İçten kuşatarak ‘yeni din’ yaratmak istiyorlar, Alevilerimiz bölücülere gereken yanıtı verecektir
Anadolu Aleviliğini Ali’siz bırakma operasyonları esas olarak 1990'lı yılların başında başladı. Aleviliğin İslâm dışına sürülmesinin projeleri Batılı merkezlerde planlandı ve uygulayıcıları eğitildi. Yeni bir din yaratmak isteyenler Aleviliği içten kuşatarak amaçlarına ulaşmaya çalışıyor.
Alevi Haber sitesinde kaynağı gösterilerek, "İslam'ın Alevilik üzerindeki etkisi" başlıklı yazıda, Alevilerce kutsal sayılan 12 İmamların üzerine çarpı işareti konuldu diyebiliriz. Yazı, baştan sona İslâm düşmanlığıyla dolu...
Nefret, kötü olduğu kadar tahrip edicidir. Farklı inançlara kin kusarak bir yere varılamayacağını yakın tarihimizden öğreniyoruz. Sünni ve Şii karşıtlığı üzerine oturtulan ve Batı hayranlığını pohpohlayan zihniyet bize yabancıdır. Anadolu topraklarına dini bölücülüğü zerk edemezsiniz.
ALİ’SİZ ALEVİLİK KIŞKIRTMASI
Anadolu Aleviliğini Ali’siz bırakma operasyonları esas olarak 1990'lı yılların başında başladı. Aleviliğin İslâm dışına sürülmesinin projeleri Batılı merkezlerde planlandı ve uygulayıcıları eğitildi. Özellikle de 1990'ın sonlarına doğru konfederasyonlaşan Alevi federasyonlarının başına ve yönetimine geçirilenlere bakınız, hepsinin ortak özelliğini Türkiye karşıtlığı olduğunu görürsünüz.
Alevileri Hz.

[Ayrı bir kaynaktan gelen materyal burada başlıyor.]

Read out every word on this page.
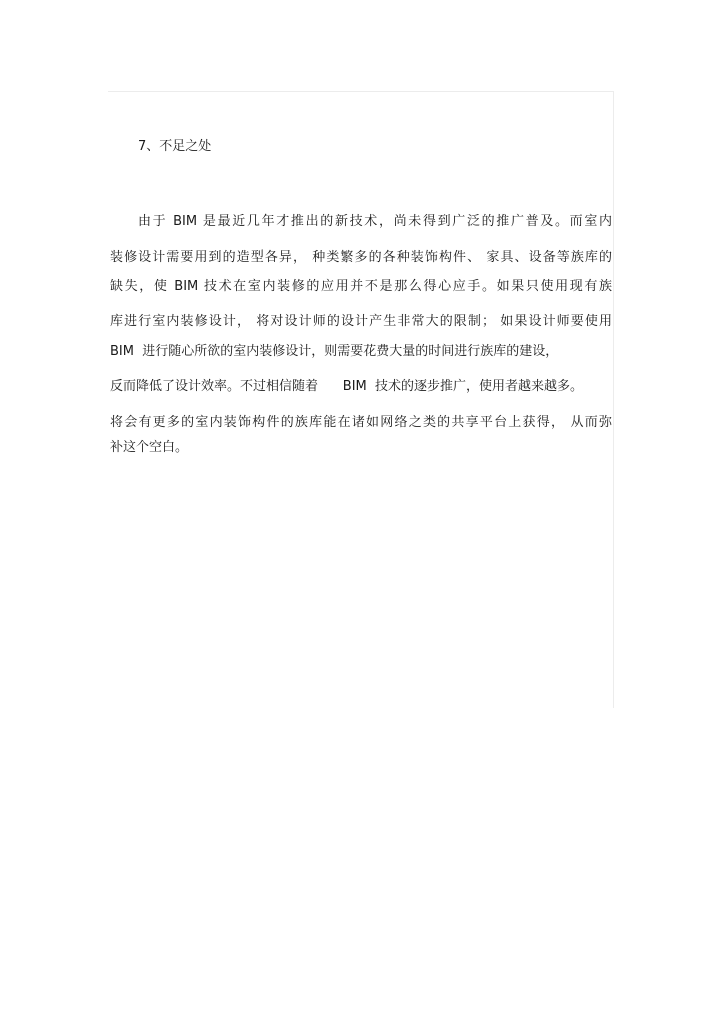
7、不足之处
由于 BIM 是最近几年才推出的新技术，尚未得到广泛的推广普及。而室内
装修设计需要用到的造型各异， 种类繁多的各种装饰构件、 家具、设备等族库的
缺失，使 BIM 技术在室内装修的应用并不是那么得心应手。如果只使用现有族
库进行室内装修设计， 将对设计师的设计产生非常大的限制； 如果设计师要使用
BIM  进行随心所欲的室内装修设计，则需要花费大量的时间进行族库的建设，
反而降低了设计效率。不过相信随着      BIM  技术的逐步推广，使用者越来越多。
将会有更多的室内装饰构件的族库能在诸如网络之类的共享平台上获得， 从而弥
补这个空白。
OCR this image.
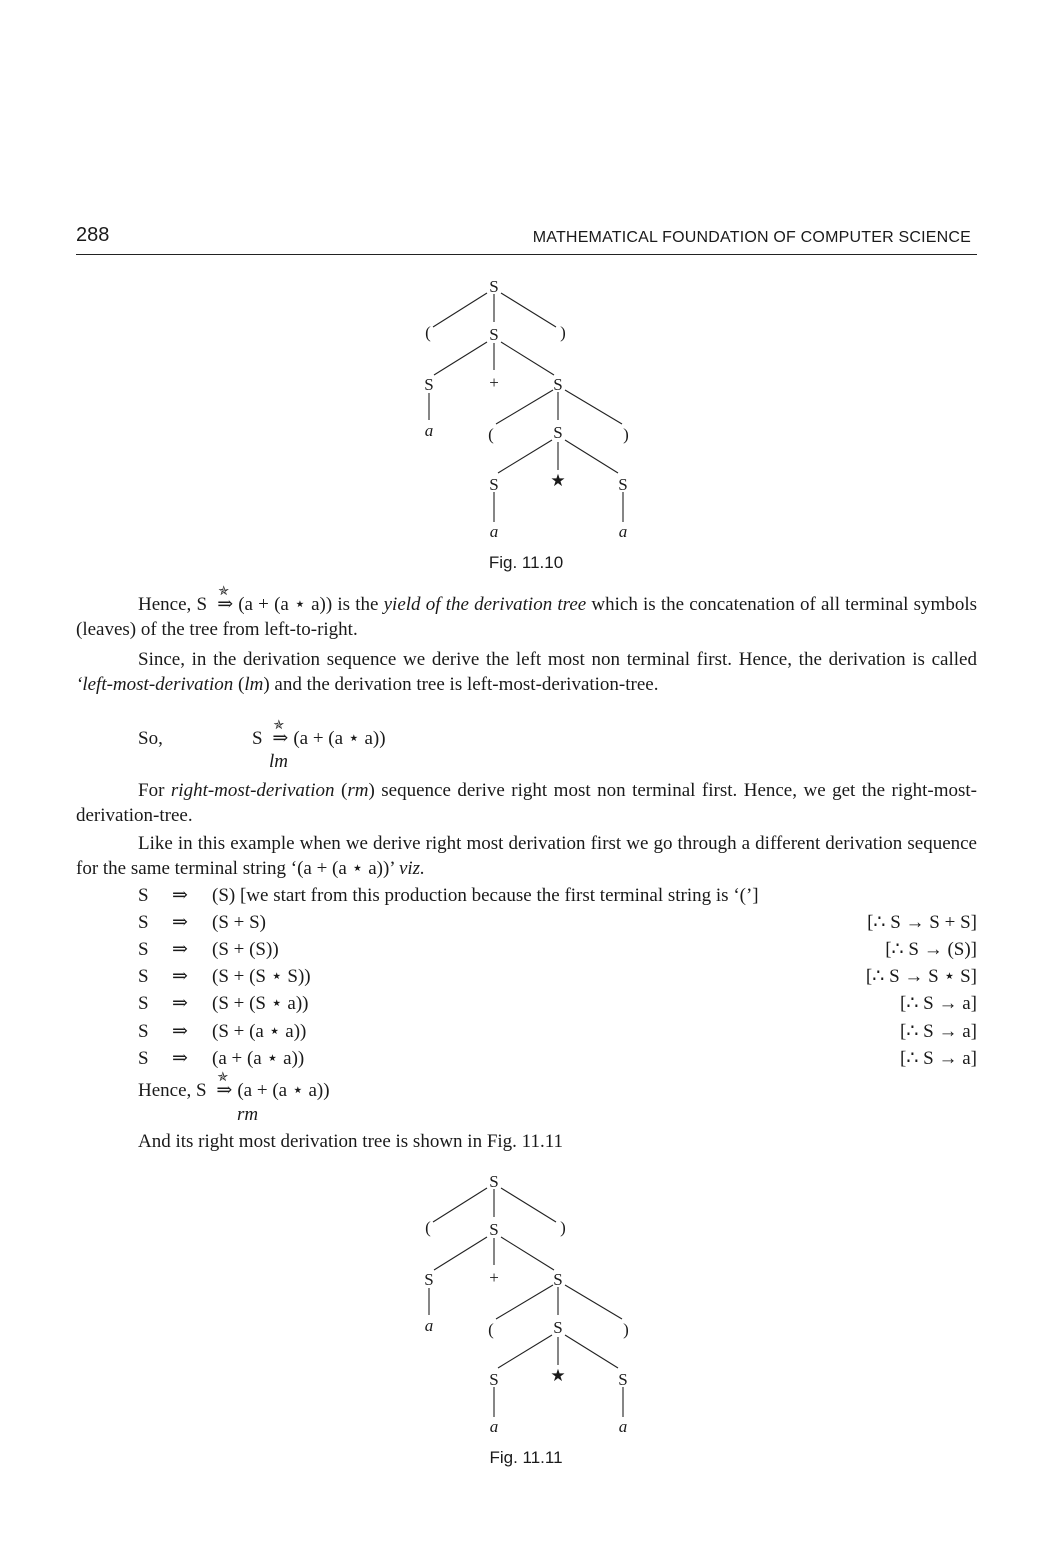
288	MATHEMATICAL FOUNDATION OF COMPUTER SCIENCE
S
(	S	)
S	+	S
a	(	S	)
S	★	S
a	a
Fig. 11.10
Hence, S
✯
⇒ (a + (a ⋆ a)) is the yield of the derivation tree which is the concatenation of all terminal symbols (leaves) of the tree from left-to-right.
Since, in the derivation sequence we derive the left most non terminal first. Hence, the derivation is called ‘left-most-derivation (lm) and the derivation tree is left-most-derivation-tree.
So,	S
✯
⇒ (a + (a ⋆ a))
lm
For right-most-derivation (rm) sequence derive right most non terminal first. Hence, we get the right-most-derivation-tree.
Like in this example when we derive right most derivation first we go through a different derivation sequence for the same terminal string ‘(a + (a ⋆ a))’ viz.
S ⇒ (S) [we start from this production because the first terminal string is ‘(’]
S ⇒ (S + S)	[∴ S → S + S]
S ⇒ (S + (S))	[∴ S → (S)]
S ⇒ (S + (S ⋆ S))	[∴ S → S ⋆ S]
S ⇒ (S + (S ⋆ a))	[∴ S → a]
S ⇒ (S + (a ⋆ a))	[∴ S → a]
S ⇒ (a + (a ⋆ a))	[∴ S → a]
Hence, S
✯
⇒ (a + (a ⋆ a))
rm
And its right most derivation tree is shown in Fig. 11.11
S
(	S	)
S	+	S
a	(	S	)
S	★	S
a	a
Fig. 11.11
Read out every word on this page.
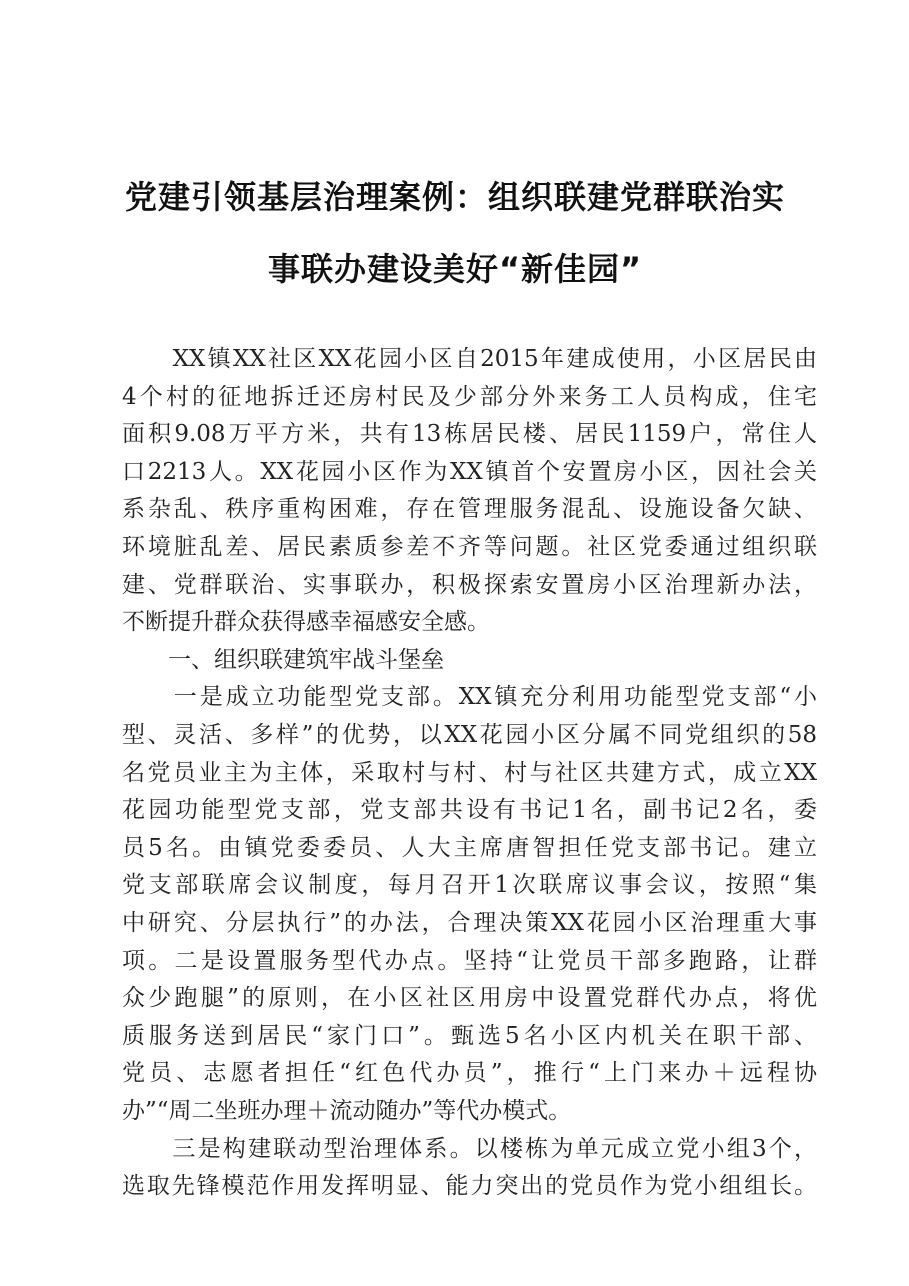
党建引领基层治理案例：组织联建党群联治实
事联办建设美好“新佳园”
　　XX镇XX社区XX花园小区自2015年建成使用，小区居民由
4个村的征地拆迁还房村民及少部分外来务工人员构成，住宅
面积9.08万平方米，共有13栋居民楼、居民1159户，常住人
口2213人。XX花园小区作为XX镇首个安置房小区，因社会关
系杂乱、秩序重构困难，存在管理服务混乱、设施设备欠缺、
环境脏乱差、居民素质参差不齐等问题。社区党委通过组织联
建、党群联治、实事联办，积极探索安置房小区治理新办法，
不断提升群众获得感幸福感安全感。
　　一、组织联建筑牢战斗堡垒
　　一是成立功能型党支部。XX镇充分利用功能型党支部“小
型、灵活、多样”的优势，以XX花园小区分属不同党组织的58
名党员业主为主体，采取村与村、村与社区共建方式，成立XX
花园功能型党支部，党支部共设有书记1名，副书记2名，委
员5名。由镇党委委员、人大主席唐智担任党支部书记。建立
党支部联席会议制度，每月召开1次联席议事会议，按照“集
中研究、分层执行”的办法，合理决策XX花园小区治理重大事
项。二是设置服务型代办点。坚持“让党员干部多跑路，让群
众少跑腿”的原则，在小区社区用房中设置党群代办点，将优
质服务送到居民“家门口”。甄选5名小区内机关在职干部、
党员、志愿者担任“红色代办员”，推行“上门来办＋远程协
办”“周二坐班办理＋流动随办”等代办模式。
　　三是构建联动型治理体系。以楼栋为单元成立党小组3个，
选取先锋模范作用发挥明显、能力突出的党员作为党小组组长。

Ali üzerinden İslâm’a yabancılaştırma operasyonlarına ülkemizde pek çok tanıdık Alevi kökenli aydın da alet olmuştur. "Yeni fikir" oluşturuyorum zannıyla, Alevilerin kafaları karıştırılmış ve geçmişlerine şüphe ile yaklaşan bir çevre oluşturulmuştur.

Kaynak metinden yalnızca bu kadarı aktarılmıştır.